The only point that I was trying to make was that it would be nice if
ast_waitfor_n returned successful status any time it was safe to call
ast_read, which is what is implied.

The reason I mentioned this is because I suspect that there are other
instances of code within Asterisk that call ast_waitfor_n which, like
wait_for_answer, dont behave as expected.

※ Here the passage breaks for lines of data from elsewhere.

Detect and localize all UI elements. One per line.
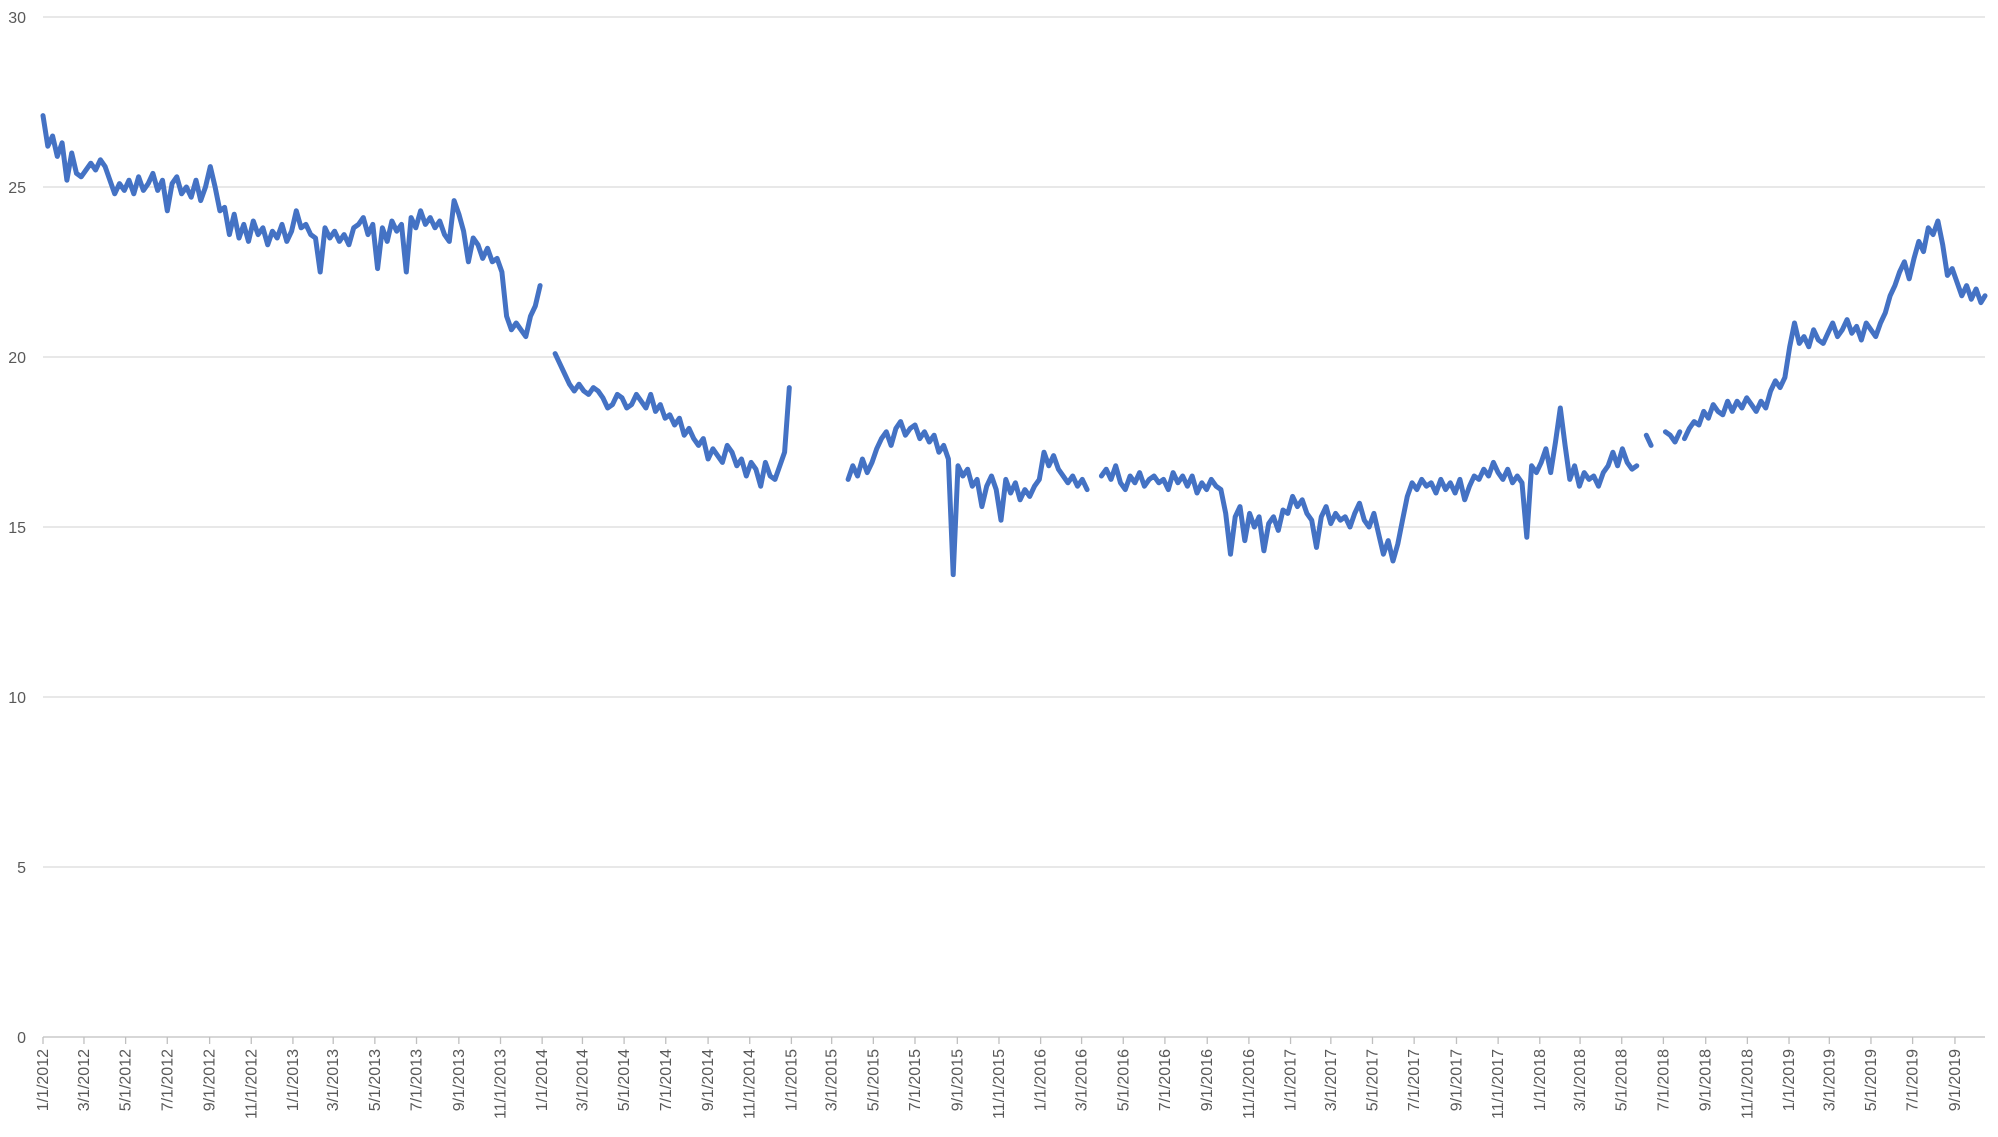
x-tick-label: 3/1/2012: [76, 1049, 93, 1111]
x-tick-label: 5/1/2013: [367, 1049, 384, 1111]
x-tick-label: 9/1/2015: [949, 1049, 966, 1111]
x-tick-label: 1/1/2016: [1033, 1049, 1050, 1111]
x-tick-label: 7/1/2019: [1905, 1049, 1922, 1111]
x-tick-label: 9/1/2018: [1698, 1049, 1715, 1111]
x-tick-label: 1/1/2017: [1283, 1049, 1300, 1111]
y-tick-label: 20: [8, 350, 26, 367]
x-tick-label: 1/1/2013: [285, 1049, 302, 1111]
series-line-segment: [1682, 218, 1988, 442]
y-tick-label: 25: [8, 180, 26, 197]
x-tick-label: 3/1/2017: [1323, 1049, 1340, 1111]
x-tick-label: 5/1/2012: [118, 1049, 135, 1111]
series-line-segment: [1662, 429, 1683, 445]
x-tick-label: 7/1/2018: [1655, 1049, 1672, 1111]
gridlines: [43, 16, 1985, 868]
x-tick-label: 9/1/2014: [700, 1049, 717, 1111]
data-series: [40, 113, 1988, 578]
x-tick-label: 5/1/2015: [865, 1049, 882, 1111]
y-axis-tick-labels: 0 5 10 15 20 25 30: [8, 10, 26, 1047]
x-tick-label: 11/1/2017: [1490, 1049, 1507, 1119]
x-tick-label: 7/1/2016: [1157, 1049, 1174, 1111]
x-tick-label: 11/1/2018: [1739, 1049, 1756, 1119]
x-tick-label: 7/1/2015: [907, 1049, 924, 1111]
series-line-segment: [552, 351, 792, 489]
x-tick-label: 3/1/2018: [1572, 1049, 1589, 1111]
x-tick-label: 11/1/2013: [493, 1049, 510, 1119]
y-tick-label: 5: [17, 860, 26, 877]
y-tick-label: 30: [8, 10, 26, 27]
series-line-segment: [1098, 405, 1640, 564]
x-tick-label: 5/1/2018: [1614, 1049, 1631, 1111]
x-tick-label: 1/1/2012: [35, 1049, 52, 1111]
series-line-segment: [1643, 432, 1654, 448]
y-tick-label: 15: [8, 520, 26, 537]
x-axis: 1/1/2012 3/1/2012 5/1/2012 7/1/2012 9/1/2012…: [35, 1036, 1985, 1119]
x-tick-label: 7/1/2017: [1406, 1049, 1423, 1111]
y-tick-label: 10: [8, 690, 26, 707]
x-tick-label: 3/1/2015: [824, 1049, 841, 1111]
x-tick-label: 3/1/2013: [325, 1049, 342, 1111]
x-tick-label: 3/1/2019: [1821, 1049, 1838, 1111]
x-tick-label: 7/1/2012: [159, 1049, 176, 1111]
x-tick-label: 11/1/2014: [742, 1049, 759, 1119]
x-tick-label: 9/1/2017: [1448, 1049, 1465, 1111]
x-tick-label: 9/1/2019: [1947, 1049, 1964, 1111]
x-tick-label: 3/1/2014: [574, 1049, 591, 1111]
x-tick-label: 9/1/2013: [451, 1049, 468, 1111]
x-tick-label: 7/1/2013: [409, 1049, 426, 1111]
series-line-segment: [40, 113, 543, 340]
y-tick-label: 0: [17, 1030, 26, 1047]
x-tick-label: 7/1/2014: [658, 1049, 675, 1111]
x-tick-label: 11/1/2016: [1241, 1049, 1258, 1119]
x-tick-label: 1/1/2014: [534, 1049, 551, 1111]
x-tick-label: 5/1/2016: [1115, 1049, 1132, 1111]
x-tick-label: 3/1/2016: [1074, 1049, 1091, 1111]
x-tick-label: 5/1/2017: [1364, 1049, 1381, 1111]
x-tick-label: 1/1/2018: [1532, 1049, 1549, 1111]
x-tick-label: 5/1/2014: [616, 1049, 633, 1111]
x-tick-label: 11/1/2015: [991, 1049, 1008, 1119]
x-tick-label: 9/1/2012: [202, 1049, 219, 1111]
x-tick-label: 11/1/2012: [243, 1049, 260, 1119]
x-tick-label: 5/1/2019: [1863, 1049, 1880, 1111]
x-tick-label: 1/1/2015: [783, 1049, 800, 1111]
series-line-segment: [845, 419, 1090, 578]
x-tick-label: 1/1/2019: [1781, 1049, 1798, 1111]
x-tick-label: 9/1/2016: [1199, 1049, 1216, 1111]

As far as we're concerned this issue is closed because wait_for_answer
is now behaving as we expect. I only made this bug report in the "spirit
of sharing" (yeeewwww ... being an evil capitalist at heart, that phrase
gives me the creeps!)


By: Joel Vandal (jvandal) 2008-09-16 09:02:44

Using latest branches/1.4 (SVN rev 143202), got these locks, maybe this is related to this ticket ?

=== Currently Held Locks ==============================================
=== <file> <line num> <function> <lock name> <lock addr> (times locked)
=== Thread ID: 2997132192 (pbx_thread           started at [ 2645] pbx.c ast_pbx_start())
=== ---> Lock #0 (channel.c): MUTEX 1451 ast_hangup &chan->lock 0xb28b59a8 (1)
=== ---> Lock #1 (chan_local.c): MUTEX 519 local_hangup &p->lock 0xb28ff118 (1)
=== ---> Tried and failed to get Lock #2 (channel.c): MUTEX 962 ast_queue_hangup &chan->lock 0xb2823b10 (1)
=== -------------------------------------------------------------------
=== Thread ID: 2960927648 (pbx_thread           started at [ 2645] pbx.c ast_pbx_start())
=== ---> Lock #0 (channel.c): MUTEX 2613 ast_write &chan->lock 0xb2823b10 (1)
=== ---> Waiting for Lock #1 (chan_local.c): MUTEX 313 local_write &p->lock 0xb28ff118 (1)
=== --- ---> Locked Here: chan_local.c line 519 (local_hangup)
=== -------------------------------------------------------------------

By: Russell Bryant (russell) 2008-10-05 16:37:29

There are a number of problems that be the cause of this within the channel driver itself.  Since you're using a custom channel driver, we can not support you here.  If you are able to reproduce this without any custom code in use, then feel free to reopen this issue.